Electrophysiological recording and data analyses

Continuous EEG activity was recorded using the actiCHamp system (actiCHamp, Brain Products GmbH, Gilching, Germany) with 63 active actiCAP snap electrodes (according to the 10–10 system) and the BrainVision Recorder (version 1.21). The reference electrode was placed on position FCz, the ground electrode on position FPz. An electrolyte gel was applied to each electrode to keep electrode impedances below 10 kΩ. The EEG was recorded with a sampling rate of 2500 Hz and a passband of 0.016–1000 Hz. For raw data analysis, the BrainVision Analyzer (version 2.2.1) was used. The sampling rate was changed to 250 Hz. The data were re-referenced to linked mastoid electrodes (i.e., TP9, TP10). Artifacts due to eye movements were corrected via the implemented ICA ocular correction software—only components corresponding to horizontal and vertical eye movements were selected based on the correspondence of their shape, timing, and topography. Further artifact episodes were excluded after visual inspection. Six participants were excluded from the analysis due to a large number of artifacts (< 70% of artifact-free segments). For the remaining participants, the percentage of artifact-free trials did not differ between groups (OLP: M = 93.53%, SD = 7.99; CG: M = 93.50%, SD = 7.75 and picture types (anger: 93.51%, SD = 7.40; neutral: M = 93.53%, SD = 6.53) (all p > 0.05).

Data were segmented in 6200 ms intervals (200 ms pre-stimulus onset, 6000 ms post-stimulus onset) and corrected to the 200 ms pre-stimulus baseline. An offline high-pass (0.01 Hz) and low-pass filter (cut-off frequency 30 Hz, roll-off 24 dB/octave) were applied. Data were averaged for all groups and conditions separately.
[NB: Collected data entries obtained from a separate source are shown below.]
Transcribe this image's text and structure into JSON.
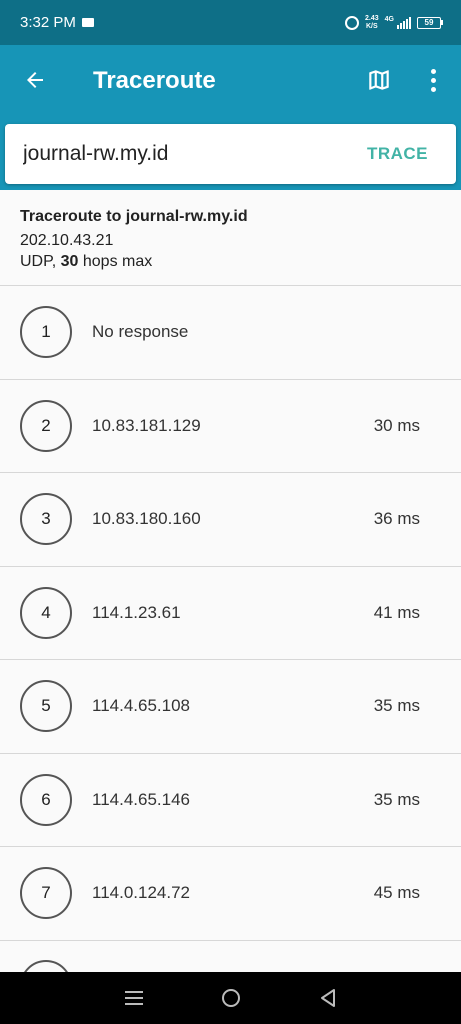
{
  "status_bar": {
    "time": "3:32 PM",
    "net_speed_value": "2.43",
    "net_speed_unit": "K/S",
    "network_type": "4G",
    "battery_level": "59"
  },
  "app_bar": {
    "title": "Traceroute"
  },
  "search": {
    "host_value": "journal-rw.my.id",
    "trace_label": "TRACE"
  },
  "summary": {
    "title": "Traceroute to journal-rw.my.id",
    "ip": "202.10.43.21",
    "protocol": "UDP,",
    "max_hops": "30",
    "hops_suffix": "hops max"
  },
  "hops": [
    {
      "num": "1",
      "address": "No response",
      "time": ""
    },
    {
      "num": "2",
      "address": "10.83.181.129",
      "time": "30 ms"
    },
    {
      "num": "3",
      "address": "10.83.180.160",
      "time": "36 ms"
    },
    {
      "num": "4",
      "address": "114.1.23.61",
      "time": "41 ms"
    },
    {
      "num": "5",
      "address": "114.4.65.108",
      "time": "35 ms"
    },
    {
      "num": "6",
      "address": "114.4.65.146",
      "time": "35 ms"
    },
    {
      "num": "7",
      "address": "114.0.124.72",
      "time": "45 ms"
    }
  ],
  "colors": {
    "status_bar": "#0e6f87",
    "app_bar": "#1795b7",
    "trace_accent": "#42b3a6"
  },
  "icons": {
    "back": "arrow-left-icon",
    "map": "map-icon",
    "more": "more-vert-icon",
    "nav_menu": "menu-icon",
    "nav_home": "home-icon",
    "nav_back": "triangle-back-icon"
  }
}
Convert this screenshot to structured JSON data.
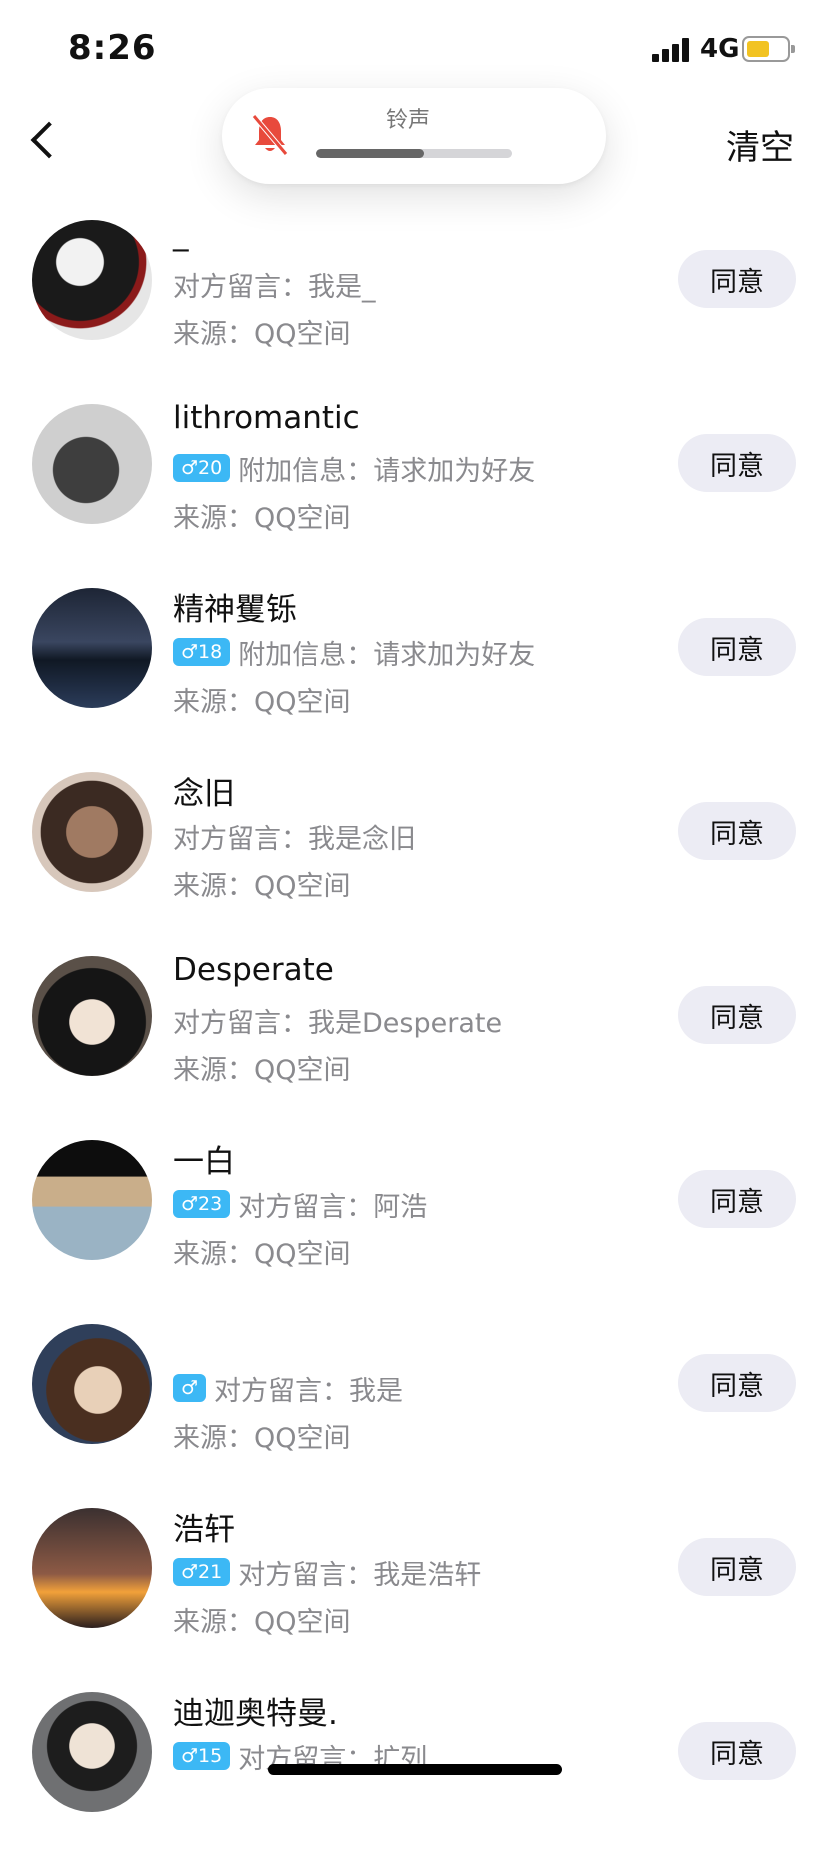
{
  "status_bar": {
    "time": "8:26",
    "network": "4G",
    "battery_color": "#f2c322"
  },
  "nav": {
    "clear_label": "清空"
  },
  "ringer": {
    "label": "铃声",
    "volume_fraction": 0.55,
    "muted": true,
    "mute_icon_color": "#e84a3c"
  },
  "agree_label": "同意",
  "badge_color": "#3cb8f5",
  "requests": [
    {
      "name": "_",
      "badge": "",
      "message": "对方留言：我是_",
      "source": "来源：QQ空间"
    },
    {
      "name": "lithromantic",
      "badge": "♂20",
      "message": "附加信息：请求加为好友",
      "source": "来源：QQ空间"
    },
    {
      "name": "精神矍铄",
      "badge": "♂18",
      "message": "附加信息：请求加为好友",
      "source": "来源：QQ空间"
    },
    {
      "name": "念旧",
      "badge": "",
      "message": "对方留言：我是念旧",
      "source": "来源：QQ空间"
    },
    {
      "name": "Desperate",
      "badge": "",
      "message": "对方留言：我是Desperate",
      "source": "来源：QQ空间"
    },
    {
      "name": "一白",
      "badge": "♂23",
      "message": "对方留言：阿浩",
      "source": "来源：QQ空间"
    },
    {
      "name": "",
      "badge": "♂",
      "message": "对方留言：我是",
      "source": "来源：QQ空间"
    },
    {
      "name": "浩轩",
      "badge": "♂21",
      "message": "对方留言：我是浩轩",
      "source": "来源：QQ空间"
    },
    {
      "name": "迪迦奥特曼.",
      "badge": "♂15",
      "message": "对方留言：扩列",
      "source": ""
    }
  ]
}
Based on previous literature and visual inspection of grand average waveforms, we extracted ERPs for the time windows 400–1000 ms (early LPP) and 1000–6000 ms (late LPP) after picture onset. Mean amplitudes were aggregated across a centroparietal cluster (C3, C1, Cz, C2, C4, CP3, CP1, CPz, CP2, CP4, P3, P1, Pz, P2, P4) and a frontal cluster (AF3, AFz, AF4, F3, F1, Fz, F2, F4, FC3, FC1, FC2, FC4).

Memory task

After viewing the pictures, an unannounced memory task was conducted with 16 pictures (8 angry expressions, 8 neutral expressions; 50% males, 50% females). Eight of the pictures had been shown in the experiment; the other pictures were new distractors. The pictures had been randomly selected before the experiment (and were different from the evaluated pictures (affective ratings) during the experiment). The participants were asked to decide whether they had seen the picture in the experiment (yes/no).

Data analysis

All statistical analyses were performed with SPSS (version 28). The investigator who analyzed the data collected from the study was not aware of the treatment applied to the groups. Mixed-factorial analyses of variance (ANOVAs) were computed with Group (OLP, CG) as a between-subjects factor, and Face (angry, neutral) as a within-subjects factor for picture ratings, memory performance, and EEG data. Cohen’s d is reported as effect size measure. Significant interaction effects (Group x Face) were followed by t-tests adjusted for multiple comparisons (Bonferroni-Holm).

T-tests compared the groups concerning their ratings for the PowerPoint presentations (rated interest), the emotional state before the experiment, and the perceived effectiveness of the nasal spray. All tests were two-tailed and used a significance level of p < 0.05.